Staremo a vedere, e fare ipotesi in questo momento è impossibile, ma questo riposo forzato ci sta facendo capire tante cose, ci sta facendo capire che ci sono eventi più importanti del basket, ma che anche il basket è importante, soprattutto come valvola di sfogo dalla routine quotidiana e da tutti i suoi problemi, perché finché ti arrabbi per una sconfitta, finché ti incazzi per un fallo non fischiato, finché speri ancora che la tua squadra possa salvarsi, anche se non ha mai vinto una partita, vuol dire che, in quel momento, non hai cose più importanti per cui arrabbiarti.

Ecco, vorremmo tornare al più presto ad arrabbiarci per una scelta sbagliata di coach Sacco, per un fallo evidente di sfondamento, che la terna arbitrale ha valutato come fallo del difensore, per un canestro sbagliato da mezzo metro di Zanotti, o per gli errori di costruzione estivi della squadra.

Vorrebbe dire, che non abbiamo problemi più gravi a cui pensare, che per due ore, possiamo staccare la spina dalla realtà quotidiana, ed immergerci in una sorta di limbo, in cui sfogare sia la rabbia, che la gioia, vorrebbe dire che nelle piazze, il lunedì successivo alla partita, si potrà nuovamente riunirsi in gruppetti, per discutere della partita della domenica, vorrebbe dire che, quando apriremo un quotidiano locale, per prima cosa, torneremo a cercare la pagina sulla Vuelle, invece di consultare il triste elenco di chi non c’è l’ha fatta.

Vorrebbe dire insomma, che ci si potrà arrabbiare per il basket, senza temere di venir presi per superficiali, perché lo sport, anche se fa girare miliardi, non è una priorità assoluta, ma è comunque fondamentale nella nostra società, perché l’uomo rimane un animale sociale, che ha bisogno di comunicare con il prossimo, di avere contatti fisici, e niente come lo sport, accomuna persone diversissime tra loro, ma unite dalla stessa passione.

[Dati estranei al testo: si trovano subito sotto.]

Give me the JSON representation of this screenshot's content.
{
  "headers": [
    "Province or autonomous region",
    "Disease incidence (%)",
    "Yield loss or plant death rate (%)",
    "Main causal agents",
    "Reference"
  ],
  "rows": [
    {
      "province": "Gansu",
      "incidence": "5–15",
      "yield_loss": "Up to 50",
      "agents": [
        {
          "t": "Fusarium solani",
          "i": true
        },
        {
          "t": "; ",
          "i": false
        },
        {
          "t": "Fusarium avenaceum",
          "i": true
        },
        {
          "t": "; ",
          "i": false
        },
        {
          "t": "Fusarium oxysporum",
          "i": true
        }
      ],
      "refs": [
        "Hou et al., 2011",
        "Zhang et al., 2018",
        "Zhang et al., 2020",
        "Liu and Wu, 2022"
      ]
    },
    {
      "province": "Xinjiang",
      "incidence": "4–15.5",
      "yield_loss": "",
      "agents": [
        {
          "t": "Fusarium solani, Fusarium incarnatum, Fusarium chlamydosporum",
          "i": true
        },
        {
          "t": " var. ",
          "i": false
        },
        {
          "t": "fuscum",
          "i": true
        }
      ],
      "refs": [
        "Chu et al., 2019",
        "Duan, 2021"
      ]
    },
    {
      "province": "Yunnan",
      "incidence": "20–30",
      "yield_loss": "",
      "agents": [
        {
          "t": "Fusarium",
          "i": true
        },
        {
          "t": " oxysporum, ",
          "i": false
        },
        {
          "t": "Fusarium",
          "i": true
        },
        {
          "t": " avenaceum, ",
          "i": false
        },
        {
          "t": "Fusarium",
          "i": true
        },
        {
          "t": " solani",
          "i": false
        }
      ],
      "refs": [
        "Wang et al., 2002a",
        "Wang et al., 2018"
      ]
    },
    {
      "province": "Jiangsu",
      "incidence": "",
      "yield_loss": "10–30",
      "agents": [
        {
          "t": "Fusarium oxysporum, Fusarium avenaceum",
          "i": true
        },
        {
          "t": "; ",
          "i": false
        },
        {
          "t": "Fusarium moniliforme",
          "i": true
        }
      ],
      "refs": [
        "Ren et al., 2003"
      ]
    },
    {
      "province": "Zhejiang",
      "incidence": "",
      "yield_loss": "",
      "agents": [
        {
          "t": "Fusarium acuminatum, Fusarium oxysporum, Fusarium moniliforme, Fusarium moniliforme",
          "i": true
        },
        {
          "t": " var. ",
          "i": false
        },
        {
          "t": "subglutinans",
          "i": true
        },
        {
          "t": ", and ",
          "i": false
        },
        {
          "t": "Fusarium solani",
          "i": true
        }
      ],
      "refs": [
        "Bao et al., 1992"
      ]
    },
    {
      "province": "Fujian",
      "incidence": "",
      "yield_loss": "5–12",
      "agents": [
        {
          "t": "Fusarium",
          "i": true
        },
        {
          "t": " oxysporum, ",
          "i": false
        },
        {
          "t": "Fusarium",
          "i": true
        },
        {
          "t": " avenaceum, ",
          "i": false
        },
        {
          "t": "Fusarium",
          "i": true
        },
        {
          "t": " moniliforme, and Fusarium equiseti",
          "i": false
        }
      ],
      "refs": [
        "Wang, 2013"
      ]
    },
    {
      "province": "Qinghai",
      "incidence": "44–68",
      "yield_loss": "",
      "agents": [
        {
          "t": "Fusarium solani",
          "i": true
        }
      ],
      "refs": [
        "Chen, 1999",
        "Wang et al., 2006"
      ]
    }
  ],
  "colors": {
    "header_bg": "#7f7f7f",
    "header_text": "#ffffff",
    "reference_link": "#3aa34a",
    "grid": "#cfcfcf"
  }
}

E’ passato un mese, ne passerà sicuramente un altro, e temiamo possa anche non bastare, e quando si riprenderà, tutti saremo diversi da come eravamo, sperando però di tornare alla Vitrifrigo Arena, con lo stesso spirito del compianto Andrea Rossi, che magari coi suoi tempi, non faceva mai mancare il suo sostegno alla Vuelle, tranne quando faceva la pausa per la merenda, e la faceva spesso e volentieri.

Un abbraccio a tutti, teniamo botta.